En ce qui concerne la société de fret aérien Cargolux, le gouvernement devrait être tenu à éviter une reprise ainsi qu’une nationalisation par l’Etat du Qatar. Si une augmentation du capital s’imposait, il conviendrait de préférer une participation étatique luxembourgeoise à une augmentation des parts qatariennes. Ou bien voulons-nous mettre en marche une évolution pour Cargolux, Luxair et les activités aéroportuaires similaire à celle que nous connaissons actuellement dans la sidérurgie?

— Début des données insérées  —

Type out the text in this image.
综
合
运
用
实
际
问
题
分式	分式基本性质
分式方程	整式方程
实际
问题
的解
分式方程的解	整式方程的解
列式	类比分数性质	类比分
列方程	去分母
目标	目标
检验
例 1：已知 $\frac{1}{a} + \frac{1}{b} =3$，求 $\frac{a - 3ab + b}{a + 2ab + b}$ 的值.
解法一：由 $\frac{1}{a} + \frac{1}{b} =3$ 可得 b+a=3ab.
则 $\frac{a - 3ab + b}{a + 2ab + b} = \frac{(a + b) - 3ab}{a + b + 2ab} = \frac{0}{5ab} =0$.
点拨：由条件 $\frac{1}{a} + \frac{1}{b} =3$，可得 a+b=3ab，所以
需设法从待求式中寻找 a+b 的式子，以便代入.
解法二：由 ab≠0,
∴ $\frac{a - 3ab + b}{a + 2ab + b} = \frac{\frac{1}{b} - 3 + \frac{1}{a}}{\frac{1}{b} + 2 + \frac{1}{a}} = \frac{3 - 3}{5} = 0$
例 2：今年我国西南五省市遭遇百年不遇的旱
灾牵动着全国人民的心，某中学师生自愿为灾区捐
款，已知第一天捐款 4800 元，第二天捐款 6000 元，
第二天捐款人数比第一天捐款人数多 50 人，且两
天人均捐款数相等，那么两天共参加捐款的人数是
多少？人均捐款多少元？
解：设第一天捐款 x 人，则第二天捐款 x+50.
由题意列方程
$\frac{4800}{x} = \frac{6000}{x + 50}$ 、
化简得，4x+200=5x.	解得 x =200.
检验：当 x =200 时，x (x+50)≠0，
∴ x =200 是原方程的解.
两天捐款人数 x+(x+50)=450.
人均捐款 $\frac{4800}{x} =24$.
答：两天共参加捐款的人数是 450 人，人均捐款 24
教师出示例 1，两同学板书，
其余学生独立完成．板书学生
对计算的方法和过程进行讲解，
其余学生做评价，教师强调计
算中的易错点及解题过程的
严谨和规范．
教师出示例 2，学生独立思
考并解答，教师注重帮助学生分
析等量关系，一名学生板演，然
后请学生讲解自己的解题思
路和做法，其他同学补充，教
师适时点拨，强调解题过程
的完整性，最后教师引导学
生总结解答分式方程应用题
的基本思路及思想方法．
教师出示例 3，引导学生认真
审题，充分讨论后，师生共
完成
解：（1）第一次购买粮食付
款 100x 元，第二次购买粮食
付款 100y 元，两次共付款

La fermeture des sites sidérurgiques de Schifflange et de Rodange doit être évitée. 600 emplois industriels sont en jeu. ArcelorMittal doit soumettre immédiatement des plans contraignants d’investissement et des garanties financières pour le maintien et la modernisation de tous les sites sidérurgiques luxembourgeois. Car ce n’est pas l’argent qui semble manquer à ArcelorMittal. Non seulement des dividendes salés ont été distribués mais aussi une augmentation des bonis des dirigeants du groupe a été décidée en 2011. Une augmentation de 138%! Un scandale! Pour Lakshmi Mittal il s’agit de 199% d’augmentation! Parmi les bénéficiaires des généreux bonis,  il y a aussi Michel Würth qui en tant que président de la fédération patronale luxembourgeoise UEL et de la Chambre de commerce revendique la suppression de l’index et une baisse substantielle de nos salaires.